Two prior studies evaluated the specific impact of HIV infection by comparing QOL among HIV-affected (i.e., infected children vs. HIV-exposed but uninfected) [11, 17] children. Another compared QOL in HIV-infected compared to HIV-unexposed community control [4] children and the authors found QOL deficits due to HIV infection and residence in an HIV-affected context. The inclusion of three perinatal HIV-exposure groups is a distinct strength of this investigation that allows for comprehensive comparative evaluation of QOL during school-age. By including two perinatally HIV-exposed groups—i.e., infected and exposed uninfected (PHIV and PHEU) children, we are able to isolate the effect of HIV infection on QOL in children affected by HIV. The presence of HUU children as community controls, allowed us to quantify the impact of living in an HIV-affected context that may independently adversely affect QOL or compound QOL deficits for infected children. This understanding is important for informing appropriate interventions as residence within an HIV-affected context (even if HIV-uninfected) may confer QOL disadvantage through poverty, illness-compromised caregiving quality, low levels of caregiver stimulation, and psychosocial stress. Our findings confirm the detrimental QOL effects of perinatal HIV infection while suggesting no adverse QOL impact of PHEU status. Of note, this study represents an initial effort to understand the HR-QOL experience of HIV-uninfected community controls and HIV-exposed uninfected children. The impact of perinatal exposure to the HIV virus on QOL indices deserves specific investigation as PHEU as a group are likely to increase in the Ugandan population and QOL deficits be mediated through compromised caregiving, emotional, and other environment pathways. Adequately powered future studies will be necessary to clarify this relationship.

Conclusions

Perinatal HIV infection is associated with sustained deficits in QOL in school-age and adolescence relative to HIV-uninfected children with or without HIV exposure. Higher levels of fatigue, poor school performance, and sub-optimal levels of wellbeing are among the major contributors to poor QOL during school-age and adolescence in HIV-infected children. In most QOL domains assessed, QOL scores were comparable for HIV-exposed uninfected children and HIV-unexposed uninfected community controls.

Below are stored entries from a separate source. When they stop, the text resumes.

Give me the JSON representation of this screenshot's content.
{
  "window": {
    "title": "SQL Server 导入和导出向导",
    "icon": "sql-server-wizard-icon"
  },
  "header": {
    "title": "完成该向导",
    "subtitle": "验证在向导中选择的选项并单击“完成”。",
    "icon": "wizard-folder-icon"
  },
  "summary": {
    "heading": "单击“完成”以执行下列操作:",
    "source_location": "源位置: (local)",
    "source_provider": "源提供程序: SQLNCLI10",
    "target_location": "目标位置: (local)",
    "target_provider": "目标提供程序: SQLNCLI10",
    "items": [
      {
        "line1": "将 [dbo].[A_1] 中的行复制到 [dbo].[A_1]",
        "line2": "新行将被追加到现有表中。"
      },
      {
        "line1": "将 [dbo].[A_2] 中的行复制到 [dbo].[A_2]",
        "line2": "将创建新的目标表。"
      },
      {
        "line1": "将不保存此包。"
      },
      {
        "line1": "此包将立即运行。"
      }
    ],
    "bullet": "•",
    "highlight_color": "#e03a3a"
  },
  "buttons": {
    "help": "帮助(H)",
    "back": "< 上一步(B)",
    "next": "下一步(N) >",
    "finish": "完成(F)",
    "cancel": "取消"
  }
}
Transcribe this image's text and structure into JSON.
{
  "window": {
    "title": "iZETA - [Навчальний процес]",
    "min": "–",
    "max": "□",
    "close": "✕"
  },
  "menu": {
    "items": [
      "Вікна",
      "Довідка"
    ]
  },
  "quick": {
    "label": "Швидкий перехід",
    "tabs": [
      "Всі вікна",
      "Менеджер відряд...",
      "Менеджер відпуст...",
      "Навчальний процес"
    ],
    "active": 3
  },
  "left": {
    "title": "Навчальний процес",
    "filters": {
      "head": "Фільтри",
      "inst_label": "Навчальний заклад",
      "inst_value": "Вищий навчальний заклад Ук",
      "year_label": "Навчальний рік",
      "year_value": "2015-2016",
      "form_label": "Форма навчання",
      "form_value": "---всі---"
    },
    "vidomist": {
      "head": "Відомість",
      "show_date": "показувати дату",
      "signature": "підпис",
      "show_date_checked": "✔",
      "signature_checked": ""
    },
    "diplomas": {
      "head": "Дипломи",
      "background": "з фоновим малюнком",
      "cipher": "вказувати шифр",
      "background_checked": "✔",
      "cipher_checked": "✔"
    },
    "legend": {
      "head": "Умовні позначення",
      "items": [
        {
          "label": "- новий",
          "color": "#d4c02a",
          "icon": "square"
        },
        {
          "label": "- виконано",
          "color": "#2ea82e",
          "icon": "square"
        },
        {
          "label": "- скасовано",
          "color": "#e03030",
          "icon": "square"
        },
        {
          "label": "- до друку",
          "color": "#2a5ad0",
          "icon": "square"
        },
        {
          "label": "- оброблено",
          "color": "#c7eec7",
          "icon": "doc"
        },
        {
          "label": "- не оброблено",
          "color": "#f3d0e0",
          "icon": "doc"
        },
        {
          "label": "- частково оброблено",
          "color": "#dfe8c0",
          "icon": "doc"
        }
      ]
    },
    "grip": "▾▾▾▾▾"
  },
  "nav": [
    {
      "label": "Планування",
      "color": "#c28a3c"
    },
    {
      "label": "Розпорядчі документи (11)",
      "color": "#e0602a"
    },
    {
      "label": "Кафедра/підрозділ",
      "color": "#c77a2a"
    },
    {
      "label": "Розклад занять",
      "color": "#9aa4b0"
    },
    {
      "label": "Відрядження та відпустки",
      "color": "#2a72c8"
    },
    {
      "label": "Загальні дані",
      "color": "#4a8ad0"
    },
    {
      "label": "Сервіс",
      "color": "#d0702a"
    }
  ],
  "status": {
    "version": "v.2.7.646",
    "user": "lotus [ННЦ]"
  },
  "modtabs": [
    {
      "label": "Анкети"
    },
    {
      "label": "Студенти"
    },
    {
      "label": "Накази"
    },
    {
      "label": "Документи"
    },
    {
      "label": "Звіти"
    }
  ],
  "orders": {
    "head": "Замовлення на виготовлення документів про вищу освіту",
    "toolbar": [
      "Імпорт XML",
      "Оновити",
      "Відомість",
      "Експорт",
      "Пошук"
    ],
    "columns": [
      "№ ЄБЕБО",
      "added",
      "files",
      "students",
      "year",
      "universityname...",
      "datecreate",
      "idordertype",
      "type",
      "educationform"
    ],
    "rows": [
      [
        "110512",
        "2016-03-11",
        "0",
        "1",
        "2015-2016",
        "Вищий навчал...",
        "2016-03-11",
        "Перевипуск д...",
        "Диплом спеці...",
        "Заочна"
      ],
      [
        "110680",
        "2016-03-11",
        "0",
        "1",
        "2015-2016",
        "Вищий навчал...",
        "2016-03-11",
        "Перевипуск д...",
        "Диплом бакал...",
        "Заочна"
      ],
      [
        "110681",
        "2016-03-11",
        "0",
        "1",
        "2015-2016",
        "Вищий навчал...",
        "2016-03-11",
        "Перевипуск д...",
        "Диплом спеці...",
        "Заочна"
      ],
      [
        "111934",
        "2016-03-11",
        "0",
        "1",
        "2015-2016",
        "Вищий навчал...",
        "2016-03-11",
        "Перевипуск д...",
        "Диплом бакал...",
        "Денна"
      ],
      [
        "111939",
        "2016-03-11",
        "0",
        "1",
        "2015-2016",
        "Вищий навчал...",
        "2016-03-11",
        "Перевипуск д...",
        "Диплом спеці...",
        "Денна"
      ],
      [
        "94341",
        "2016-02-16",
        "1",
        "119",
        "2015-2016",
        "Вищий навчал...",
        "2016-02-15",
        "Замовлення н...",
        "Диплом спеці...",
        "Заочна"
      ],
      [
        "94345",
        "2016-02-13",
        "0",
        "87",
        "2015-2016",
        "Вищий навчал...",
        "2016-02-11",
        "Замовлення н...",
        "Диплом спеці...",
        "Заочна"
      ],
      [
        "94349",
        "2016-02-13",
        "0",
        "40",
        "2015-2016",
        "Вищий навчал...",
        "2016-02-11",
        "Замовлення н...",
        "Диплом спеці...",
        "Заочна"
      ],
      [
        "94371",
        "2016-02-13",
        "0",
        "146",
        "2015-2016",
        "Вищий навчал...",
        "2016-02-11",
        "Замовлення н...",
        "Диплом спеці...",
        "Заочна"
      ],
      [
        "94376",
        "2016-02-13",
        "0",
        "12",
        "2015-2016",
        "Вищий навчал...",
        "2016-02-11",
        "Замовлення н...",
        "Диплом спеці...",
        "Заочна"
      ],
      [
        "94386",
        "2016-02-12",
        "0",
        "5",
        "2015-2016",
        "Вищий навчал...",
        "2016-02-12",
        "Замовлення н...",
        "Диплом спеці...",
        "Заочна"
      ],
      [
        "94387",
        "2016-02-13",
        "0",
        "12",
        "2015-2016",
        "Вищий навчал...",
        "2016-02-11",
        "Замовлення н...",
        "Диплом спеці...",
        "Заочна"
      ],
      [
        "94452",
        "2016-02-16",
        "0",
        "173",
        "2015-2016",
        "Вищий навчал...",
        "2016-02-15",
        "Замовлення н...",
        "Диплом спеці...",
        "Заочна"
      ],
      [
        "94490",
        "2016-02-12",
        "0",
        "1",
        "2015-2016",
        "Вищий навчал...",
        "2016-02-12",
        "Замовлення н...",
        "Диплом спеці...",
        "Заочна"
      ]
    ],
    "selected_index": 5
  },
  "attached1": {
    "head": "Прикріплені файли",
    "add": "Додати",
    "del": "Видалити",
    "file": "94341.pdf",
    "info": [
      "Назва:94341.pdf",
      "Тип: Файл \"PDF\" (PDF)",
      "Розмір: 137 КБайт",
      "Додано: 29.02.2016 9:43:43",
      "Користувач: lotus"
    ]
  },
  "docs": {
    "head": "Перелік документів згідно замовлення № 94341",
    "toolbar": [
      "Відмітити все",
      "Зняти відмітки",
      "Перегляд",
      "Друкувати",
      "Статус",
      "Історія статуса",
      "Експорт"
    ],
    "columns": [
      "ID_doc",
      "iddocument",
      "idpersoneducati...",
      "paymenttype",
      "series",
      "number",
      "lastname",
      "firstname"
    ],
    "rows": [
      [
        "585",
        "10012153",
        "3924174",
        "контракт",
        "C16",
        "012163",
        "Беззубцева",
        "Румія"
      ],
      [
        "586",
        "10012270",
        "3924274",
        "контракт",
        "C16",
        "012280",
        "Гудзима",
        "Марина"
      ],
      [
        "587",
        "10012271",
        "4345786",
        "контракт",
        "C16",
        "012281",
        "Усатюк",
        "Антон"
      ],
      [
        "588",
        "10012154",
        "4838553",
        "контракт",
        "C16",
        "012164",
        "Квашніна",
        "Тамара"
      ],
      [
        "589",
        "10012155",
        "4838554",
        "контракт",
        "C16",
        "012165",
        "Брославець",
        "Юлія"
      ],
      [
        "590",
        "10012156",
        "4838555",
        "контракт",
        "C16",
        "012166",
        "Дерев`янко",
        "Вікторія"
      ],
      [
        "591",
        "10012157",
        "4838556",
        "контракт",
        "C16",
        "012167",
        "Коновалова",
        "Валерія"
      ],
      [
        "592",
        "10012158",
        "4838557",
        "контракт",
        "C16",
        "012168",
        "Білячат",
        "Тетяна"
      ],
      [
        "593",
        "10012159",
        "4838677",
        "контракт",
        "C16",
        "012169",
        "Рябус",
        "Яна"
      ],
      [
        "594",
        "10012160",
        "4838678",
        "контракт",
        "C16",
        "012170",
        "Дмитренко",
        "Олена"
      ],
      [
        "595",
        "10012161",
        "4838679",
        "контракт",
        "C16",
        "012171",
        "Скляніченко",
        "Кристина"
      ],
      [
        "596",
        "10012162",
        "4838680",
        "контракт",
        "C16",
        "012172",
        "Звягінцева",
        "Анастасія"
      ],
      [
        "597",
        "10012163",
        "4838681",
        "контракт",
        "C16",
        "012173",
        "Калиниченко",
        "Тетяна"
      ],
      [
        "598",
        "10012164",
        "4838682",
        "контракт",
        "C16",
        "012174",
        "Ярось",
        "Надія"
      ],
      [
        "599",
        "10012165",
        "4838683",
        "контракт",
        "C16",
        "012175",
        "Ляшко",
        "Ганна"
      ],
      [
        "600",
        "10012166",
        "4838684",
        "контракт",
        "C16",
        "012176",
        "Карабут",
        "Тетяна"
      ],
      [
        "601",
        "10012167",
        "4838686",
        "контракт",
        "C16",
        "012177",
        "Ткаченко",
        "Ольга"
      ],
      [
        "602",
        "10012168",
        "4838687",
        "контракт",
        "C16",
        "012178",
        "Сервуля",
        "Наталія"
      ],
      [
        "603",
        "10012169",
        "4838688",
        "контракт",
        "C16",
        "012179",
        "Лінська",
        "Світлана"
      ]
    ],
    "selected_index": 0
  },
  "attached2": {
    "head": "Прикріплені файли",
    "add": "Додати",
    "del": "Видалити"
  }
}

QOL equivalence was noted for HIV-infected and HIV-exposed and uninfected children with respect to key QOL domains and subscales including among others general wellbeing index, present functioning, emotional functioning, and social functioning suggesting that interventions to increase QOL will benefit all HIV-affected children regardless of infection status. The persistence of low QOL among PHIV in spite of access to HIV care suggests that medical management of HIV alone is insufficient to maintain wellbeing in HIV-infected children. Of note, PHEU are strongly affected by HIV-related stigma and other HIV-associated hardships and may benefit from specific interventions to improve overall wellbeing. Therefore, usual medical interventions that enhance physical health and sleep quality should be combined with psychosocial interventions to facilitate social inclusion, counseling programs for emotional health, and cognitive remediation programs to minimize HIV-related disadvantages and support wellbeing in children living with or affected by chronic HIV infection.